Türkiye'nin en iyi haber sitesi
HINCAL'IN YERİ HINCAL ULUÇ

Başbakan isterse İstanbul kurtulur!..

Şimdi sıkı durun ve sıkılmadan okuyun..
"Büyükşehir Belediye Başkanınca, belediyenin ulaşım ve yatırımlarla ilgili daire ve işletmeleriyle bağlı kuruluşlarından en az şube müdürü seviyesinde görevlendireceği on kişi, Milli Savunma Bakanlığı temsilcisi, Jandarma Genel Komutanlığı temsilcisi, Emniyet Genel Müdürlüğü temsilcisi, Sahil Güvenlik Komutanlığı temsilcisi, Denizcilik Müsteşarlığı temsilcisi, Karayolları Genel Müdürlüğü temsilcisi, Devlet Demiryolları Genel Müdürlüğü temsilcisi, Kara Ulaştırma Genel Müdürlüğü temsilcisi, Demiryolları, Limanlar ve Hava Meydanları İnşaatı Genel Müdürlüğü temsilcisi, Devlet Hava Meydanları İşletmesi Genel Müdürlüğü temsilcisi, ilçe ve ilk kademe belediye başkanları veya görevlendirecekleri bir kişi.."
Niye yazdım uzun uzun..
Zurnanın zırt dediği yer tam da işte burası da ondan..

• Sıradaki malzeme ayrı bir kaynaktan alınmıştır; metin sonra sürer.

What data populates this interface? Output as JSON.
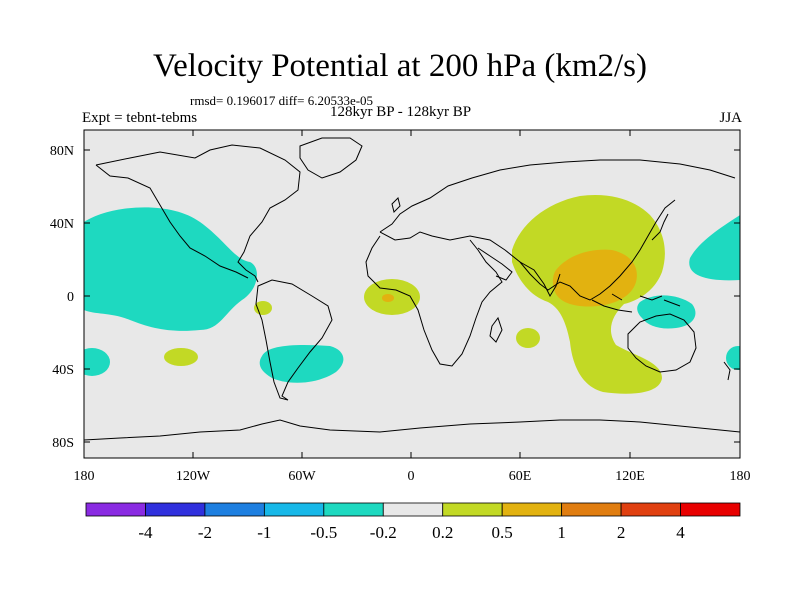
{
  "header": {
    "title": "Velocity Potential at 200 hPa (km2/s)",
    "stats": "rmsd= 0.196017  diff= 6.20533e-05",
    "experiment": "Expt = tebnt-tebms",
    "period": "128kyr BP - 128kyr BP",
    "season": "JJA"
  },
  "axes": {
    "lat_labels": [
      "80N",
      "40N",
      "0",
      "40S",
      "80S"
    ],
    "lon_labels": [
      "180",
      "120W",
      "60W",
      "0",
      "60E",
      "120E",
      "180"
    ]
  },
  "colorbar": {
    "colors": [
      "#8a2be2",
      "#3030dd",
      "#1e7fe0",
      "#17b8e8",
      "#1ed9c0",
      "#e8e8e8",
      "#c2d925",
      "#e2b210",
      "#e07d10",
      "#e04010",
      "#e80000"
    ],
    "labels": [
      "-4",
      "-2",
      "-1",
      "-0.5",
      "-0.2",
      "0.2",
      "0.5",
      "1",
      "2",
      "4"
    ]
  },
  "colors": {
    "neutral": "#e8e8e8",
    "negative_small": "#1ed9c0",
    "positive_small": "#c2d925",
    "positive_mid": "#e2b210",
    "positive_high": "#e07d10"
  }
}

Nişantaşı kavşağındaki on yıldır düzelmeyen rezilliği anlatıyorum ya.. İstanbul Emniyeti'nin Trafikten Sorumlu Genel Müdür Yardımcısı Murat Şengün kardeşim bana bir cevap yazmıştı. Orda bir cümle var..
Diyor ki Şengün.. "Nişantaşı kavşağından hemen sonraki Akkavak Sokak'ta sağa dönüşün yasaklanması isteğimizi UKOME reddetti.." UKOME dediği ne?.
İstanbul Anakent Belediyesi Ulaştırma Koordinasyon Merkezi..
Kim bunlar.. Başa dönün.. Orada saydığımız adamlar..
İçlerinde bir, tek bir Trafik uzmanı var mı?.
Yok!..
Nasıl seçiliyorlar oraya?.
Seçim yok. Diyelim Jandarma Genel Komutanı "Biri gitsin" diyor, biri gidiyor.. Her toplantıya başka biri gidebilir..
Ne zaman gidiyorlar?.
Belediye Başkanı ne zaman isterse.. Öyle belli bir toplantı periyodu yok.. Yönetmelik diyor ki, "Başkan istediği zaman.."
Peki, İstanbul Trafik Müdürlüğü'nün "Akkavak Sokak'a giriş yasaklansın" önerisini ne zaman konuşuyorlar?.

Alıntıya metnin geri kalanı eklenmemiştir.